Another disease book I love is Frank Snowden's "Epidemics and Society". It helped me understand that infectious disease has, like, always been one of the most important historical forces. Like, we think about Alexander the Great and Cleopatra and whatever, but it's mostly microbes. And the book also explores how racism and other forms of discrimination shape disease burden, which in turn shapes history. It's a reminder that disease does not treat people equally unless society treats people equally.

A physics book: I love "The Disordered Cosmos" by Chanda Prescod-Weinstein. I think about it every day. This book taught me that we don't know why there is matter in the universe, from which I have not recovered. It also helped me to understand the big bang and dark energy and lots of other stuff, even though I have like a fourth grade level of physics, but it is also a book about gender identity, and race, and lots of other stuff. It is just brilliant. I have never read anything like it.

Another book that acknowledges that we are not, like, observers of reality, but participants in it: "Phosphorescence" by Julia Baird. It's about living with cancer, and creatures that make their own light, and the science of human joy, and it is so, so good.

Alright, a sports book.
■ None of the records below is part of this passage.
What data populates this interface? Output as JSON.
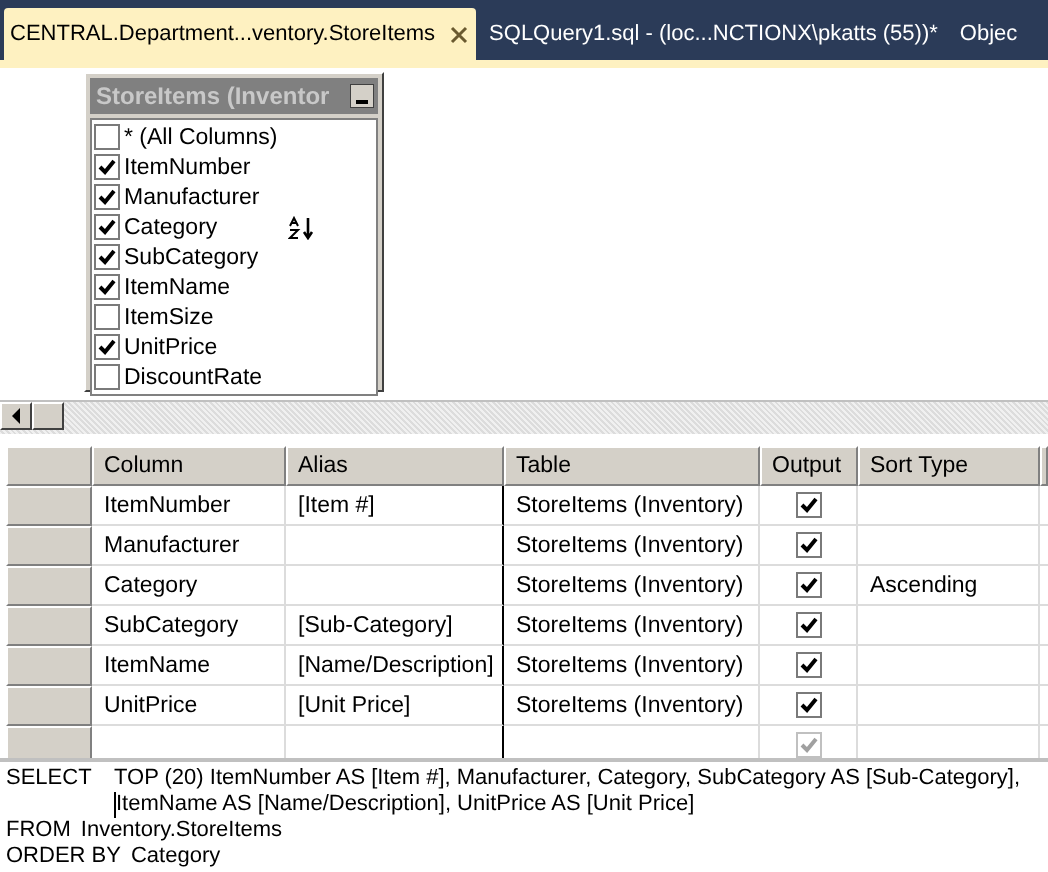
{
  "tabs": [
    {
      "label": "CENTRAL.Department...ventory.StoreItems",
      "selected": true
    },
    {
      "label": "SQLQuery1.sql - (loc...NCTIONX\\pkatts (55))*",
      "selected": false
    },
    {
      "label": "Objec",
      "selected": false
    }
  ],
  "diagram": {
    "table": {
      "title": "StoreItems (Inventor",
      "columns": [
        {
          "name": "* (All Columns)",
          "checked": false,
          "sorted": false
        },
        {
          "name": "ItemNumber",
          "checked": true,
          "sorted": false
        },
        {
          "name": "Manufacturer",
          "checked": true,
          "sorted": false
        },
        {
          "name": "Category",
          "checked": true,
          "sorted": true
        },
        {
          "name": "SubCategory",
          "checked": true,
          "sorted": false
        },
        {
          "name": "ItemName",
          "checked": true,
          "sorted": false
        },
        {
          "name": "ItemSize",
          "checked": false,
          "sorted": false
        },
        {
          "name": "UnitPrice",
          "checked": true,
          "sorted": false
        },
        {
          "name": "DiscountRate",
          "checked": false,
          "sorted": false
        }
      ]
    }
  },
  "criteria": {
    "columns": [
      "Column",
      "Alias",
      "Table",
      "Output",
      "Sort Type"
    ],
    "rows": [
      {
        "column": "ItemNumber",
        "alias": "[Item #]",
        "table": "StoreItems (Inventory)",
        "output": true,
        "disabled": false,
        "sort_type": null
      },
      {
        "column": "Manufacturer",
        "alias": null,
        "table": "StoreItems (Inventory)",
        "output": true,
        "disabled": false,
        "sort_type": null
      },
      {
        "column": "Category",
        "alias": null,
        "table": "StoreItems (Inventory)",
        "output": true,
        "disabled": false,
        "sort_type": "Ascending"
      },
      {
        "column": "SubCategory",
        "alias": "[Sub-Category]",
        "table": "StoreItems (Inventory)",
        "output": true,
        "disabled": false,
        "sort_type": null
      },
      {
        "column": "ItemName",
        "alias": "[Name/Description]",
        "table": "StoreItems (Inventory)",
        "output": true,
        "disabled": false,
        "sort_type": null
      },
      {
        "column": "UnitPrice",
        "alias": "[Unit Price]",
        "table": "StoreItems (Inventory)",
        "output": true,
        "disabled": false,
        "sort_type": null
      },
      {
        "column": null,
        "alias": null,
        "table": null,
        "output": true,
        "disabled": true,
        "sort_type": null
      }
    ]
  },
  "sql": [
    {
      "keyword": "SELECT",
      "lines": [
        {
          "text": "TOP (20) ItemNumber AS [Item #], Manufacturer, Category, SubCategory AS [Sub-Category],",
          "cursor": false
        },
        {
          "text": "ItemName AS [Name/Description], UnitPrice AS [Unit Price]",
          "cursor": true
        }
      ]
    },
    {
      "keyword": "FROM",
      "lines": [
        {
          "text": "Inventory.StoreItems",
          "cursor": false
        }
      ]
    },
    {
      "keyword": "ORDER BY",
      "lines": [
        {
          "text": "Category",
          "cursor": false
        }
      ]
    }
  ]
}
I realize I'm biased here, but "All Together Now" by long-time AFC Wimbledon CEO, Erik Samuelson, is so enjoyable! I mean, it is the greatest underdog sports story of all time, told by one of the people who made it happen.

Essays: I know Mary Oliver is famous for her poems, but I love her essays, especially the ones collected in "Upstream". I dog-eared almost every page of this book, but one quote especially stuck with me, "I read the way a person might swim, to save his or her life."

Speaking of that kind of reading, I love "Pilgrim Bell", the new book of poems by Kaveh Akbar. He writes the kind of poems that get richer and more interesting the more time you spend with them, and in the last month I have read this book over and over and it just keeps giving me new gifts.

Lastly, you have probably not read this 1945 cookbook, "How to Cook and Eat in Chinese" by Buwei Yang Chao, a Chinese physician who emigrated to the United States in the 1920s. This book has been out of print for decades but it is a wonderfully post-modern cookbook. Like, one of the first sentences in it is, "I did not write this book." It is also hugely historically important; it introduced many Americans to Chinese cooking techniques and coined English language terms like "stir fry" and "pot stickers", and it is full of these pithy witticisms like, you know how it is with modern daughters and mothers who think we are modern. Somebody put it back in print!

What are some books I probably haven't read that you would recommend to me? Let me know in comments. Also, I made a bookshop.org list with all of these books if you're interested, plus a couple other recommendations, link in the doobly do below.

Hank, I will see you on Friday, and then you will see me on Monday.